Le pèlerin de Shikoku de Thierry Pacquier

thierry pacquier,le pèlerin de shikoku,japon,pèlerinage,récit de voyage,transboréal,mois japonaisSous-titré "Un chemin d'éveil au Japon", ce récit de voyage retrace le pèlerinage (vous ne l'aviez pas vu venir hein?) de Thierry Pacquier sur Shikoku, l'île des 88 temples.

Taneda Santoka* disait : "Je ne suis rien d'autre qu'un moine mendiant, on ne peut pas dire grand-chose de moi, sinon que je suis un pèlerin fou qui passe sa vie entière à déambuler, comme ces plantes aquatiques qui dérivent de berge en berge. Cela peut paraître pitoyable, pourtant je trouve la paix dans cette vie dépouillée et misérable."

Pour resituer dans le contexte si, comme moi, vous n'êtes pas incollable en géographie, Shikoku est la plus petite des quatre îles de l'archipel  japonais et se situe au sud de Honshū (la grande île) et à l'est de Kyūshū (merci Google) (Pour les curieux, l'île la plus au nord est Hokkaido). Shikoku est particulièrement célèbre pour ce pèlerinage bouddhiste qui parcourt les 1200 km de sa circonférence en hommage à Kūkai dit Kōbō-Daishi, fondateur de l'école bouddhiste ésotérique Shingon.
Après avoir testé une portion du trajet quelques temps auparavant, Thierry Pacquier décide d'entreprendre l'intégralité du pèlerinage d'un seul coup, ce qu'on appelle toshiushi, durant une quarantaine de jours. Il en divise présentement le récit en quatre étapes, rythmées par les différentes préfectures de l'île et leur symbolique spirituelle. Ainsi, la préfecture de Tokushima par laquelle le voyage commence incarne-t-elle le chemin de l'éveil et ainsi de suite jusqu'au Nirvana. La cinquième partie est la fin du voyage, ce moment où Thierry Pacquier dépose son bâton de pèlerin, le kongozue, pour de nouvelles aventures - qui le ramèneront toutefois à Shikoku plus tard avec sa femme (et la boucle est bouclée) - mais ceci est une autre histoire. 

Un certain matin, on se met en marche. Au sens propre. 

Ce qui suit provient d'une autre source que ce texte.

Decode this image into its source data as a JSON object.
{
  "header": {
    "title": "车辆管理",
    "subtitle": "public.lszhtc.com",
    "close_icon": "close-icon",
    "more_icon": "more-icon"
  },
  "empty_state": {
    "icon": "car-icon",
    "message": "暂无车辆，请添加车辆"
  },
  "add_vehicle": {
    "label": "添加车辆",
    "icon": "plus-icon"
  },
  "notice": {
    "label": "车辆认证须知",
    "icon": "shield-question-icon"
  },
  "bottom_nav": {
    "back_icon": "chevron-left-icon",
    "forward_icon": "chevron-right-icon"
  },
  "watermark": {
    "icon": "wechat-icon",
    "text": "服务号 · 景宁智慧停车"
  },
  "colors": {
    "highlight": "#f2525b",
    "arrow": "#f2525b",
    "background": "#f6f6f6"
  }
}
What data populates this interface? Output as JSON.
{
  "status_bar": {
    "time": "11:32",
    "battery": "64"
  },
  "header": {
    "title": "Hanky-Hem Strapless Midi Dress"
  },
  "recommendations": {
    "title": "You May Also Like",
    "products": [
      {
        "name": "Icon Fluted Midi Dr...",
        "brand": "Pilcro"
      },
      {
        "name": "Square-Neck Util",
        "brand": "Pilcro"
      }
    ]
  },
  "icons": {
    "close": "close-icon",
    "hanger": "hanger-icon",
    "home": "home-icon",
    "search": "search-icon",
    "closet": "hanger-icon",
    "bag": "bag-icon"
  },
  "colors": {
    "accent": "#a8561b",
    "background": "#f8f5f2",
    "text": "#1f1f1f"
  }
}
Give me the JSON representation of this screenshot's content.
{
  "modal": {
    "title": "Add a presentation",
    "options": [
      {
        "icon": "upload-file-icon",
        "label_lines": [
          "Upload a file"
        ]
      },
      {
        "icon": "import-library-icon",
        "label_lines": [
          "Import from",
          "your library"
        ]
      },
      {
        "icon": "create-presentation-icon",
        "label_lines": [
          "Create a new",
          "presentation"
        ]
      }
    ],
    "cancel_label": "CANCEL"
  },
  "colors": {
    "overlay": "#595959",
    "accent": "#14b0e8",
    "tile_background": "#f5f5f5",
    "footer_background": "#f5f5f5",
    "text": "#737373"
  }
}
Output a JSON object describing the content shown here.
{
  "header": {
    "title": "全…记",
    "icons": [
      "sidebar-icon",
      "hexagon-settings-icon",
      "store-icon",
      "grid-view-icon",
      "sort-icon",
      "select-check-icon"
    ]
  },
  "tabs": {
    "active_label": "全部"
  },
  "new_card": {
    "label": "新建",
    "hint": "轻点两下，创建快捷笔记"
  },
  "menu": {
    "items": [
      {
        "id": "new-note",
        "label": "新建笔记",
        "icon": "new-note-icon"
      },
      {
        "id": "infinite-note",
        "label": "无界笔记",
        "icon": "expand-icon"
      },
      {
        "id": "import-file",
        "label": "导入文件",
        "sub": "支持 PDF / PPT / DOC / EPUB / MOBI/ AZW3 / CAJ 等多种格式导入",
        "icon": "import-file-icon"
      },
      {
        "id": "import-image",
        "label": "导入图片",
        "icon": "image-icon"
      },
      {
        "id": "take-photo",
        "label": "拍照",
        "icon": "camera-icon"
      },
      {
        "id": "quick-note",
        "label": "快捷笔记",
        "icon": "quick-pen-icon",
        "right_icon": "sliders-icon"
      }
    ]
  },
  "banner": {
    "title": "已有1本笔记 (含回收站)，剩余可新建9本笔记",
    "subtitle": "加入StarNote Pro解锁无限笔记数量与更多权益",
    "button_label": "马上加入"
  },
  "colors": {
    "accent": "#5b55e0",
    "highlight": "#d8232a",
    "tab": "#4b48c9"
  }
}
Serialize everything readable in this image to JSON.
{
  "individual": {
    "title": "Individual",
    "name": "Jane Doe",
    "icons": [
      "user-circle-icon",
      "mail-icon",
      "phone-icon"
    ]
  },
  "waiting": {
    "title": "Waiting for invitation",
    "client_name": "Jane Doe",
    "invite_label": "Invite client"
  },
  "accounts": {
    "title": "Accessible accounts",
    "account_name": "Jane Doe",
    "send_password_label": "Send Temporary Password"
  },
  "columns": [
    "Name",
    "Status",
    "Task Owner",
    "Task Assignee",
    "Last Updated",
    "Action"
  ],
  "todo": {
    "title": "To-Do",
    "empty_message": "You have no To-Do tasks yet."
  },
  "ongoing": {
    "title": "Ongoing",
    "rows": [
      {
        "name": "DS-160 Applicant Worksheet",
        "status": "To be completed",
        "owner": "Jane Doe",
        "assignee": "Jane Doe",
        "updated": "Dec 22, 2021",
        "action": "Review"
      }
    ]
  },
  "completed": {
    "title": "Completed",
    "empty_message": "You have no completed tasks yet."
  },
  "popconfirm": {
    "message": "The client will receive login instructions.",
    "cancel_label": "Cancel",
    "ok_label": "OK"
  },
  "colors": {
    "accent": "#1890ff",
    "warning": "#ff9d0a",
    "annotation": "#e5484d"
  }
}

Exactement comme Thierry Pacquier, en abordant ce livre, je me suis mise en mouvement - dans ma tête seulement - mais c'est l'intention qui compte. Je lis peu de récits de voyage, honnêtement. Je ne sais même pas combien j'en ai déjà chroniqués (verdict : peu. Vous pouvez aller voir ça en cliquant sur la catégorie dévolue) et, de toutes façons, le dernier date de plusieurs années. J'aborde cette littérature lorsque je suis dans un état d'esprit particulier et lorsque j'ai besoin, au contact du narrateur, de cheminer moi aussi. Les premières pages du texte de Pacquier m'ont donc enchantée et apporté exactement ce qu'il me fallait à l'instant T : cette philosophie simple qui consiste à aller pas à pas. Ce fut également l'occasion pour moi de découvrir succinctement cette frange ésotérique du bouddhisme japonais fondée par Kūkai qu'il me tarde de creuser à présent.

Néanmoins, à part cela et quelques autres réflexions qui, sans être follement novatrices, sont pertinentes et énoncées avec un humour de bon aloi, l'ensemble n'est pas d'une consistance littéraire suffisante pour m'enthousiasmer complètement. C'est d'ailleurs symptomatique que la plus longue citation que je vous livre dans ce billet soit, non de Pacquier, mais de Taneda Santoka qu'il cite à plusieurs reprises. On n'est clairement pas chez Nicolas Bouvier, soyons francs là-dessus. En gros et pour résumer, c'est quand même assez souvent anecdotique et pas toujours très passionnant. Il faut donc le prendre pour ce que c'est : le récit d'une expérience honnête qui rend compte de bien des aspects du pèlerinage de Shikoku, de la fatigue du chemin au plaisir des onsen, bains japonais dont raffole le pèlerin éreinté, en passant par la réservation des nuitées au fil des jours. L'aspect spirituel est assez peu présent finalement, et assez basique. N'attendez pas un livre de fou.

Par conséquent, si j'ai apprécié la sincérité et la simplicité de Thierry Pacquier, je reste clairement sur ma faim. Reste à voir ce que je vais trouver d'autre à présent, de plus consistant et de plus qualitatif à tous points de vue. Peut-être bien Nicolas Bouvier, tiens. Ces magnifiques carnets japonais me font des œillades indécentes.

Le présent, rien que le présent, le reste n'est qu'hypothèse et élucubrations. 

*Thierry Pacquier remercie en fin d'ouvrage Hubert Haddad pour son sublime  qui lui a fait découvrir l'oeuvre de Santoka. Ça l'a tellement inspiré qu'il jalonne son récit des haïkus du poète errant. Comme j'ai adoré également ce roman de Haddad, je ne résiste pas à vous renvoyer à mon billet pour vous le faire découvrir, si vous ne le connaissez pas déjà.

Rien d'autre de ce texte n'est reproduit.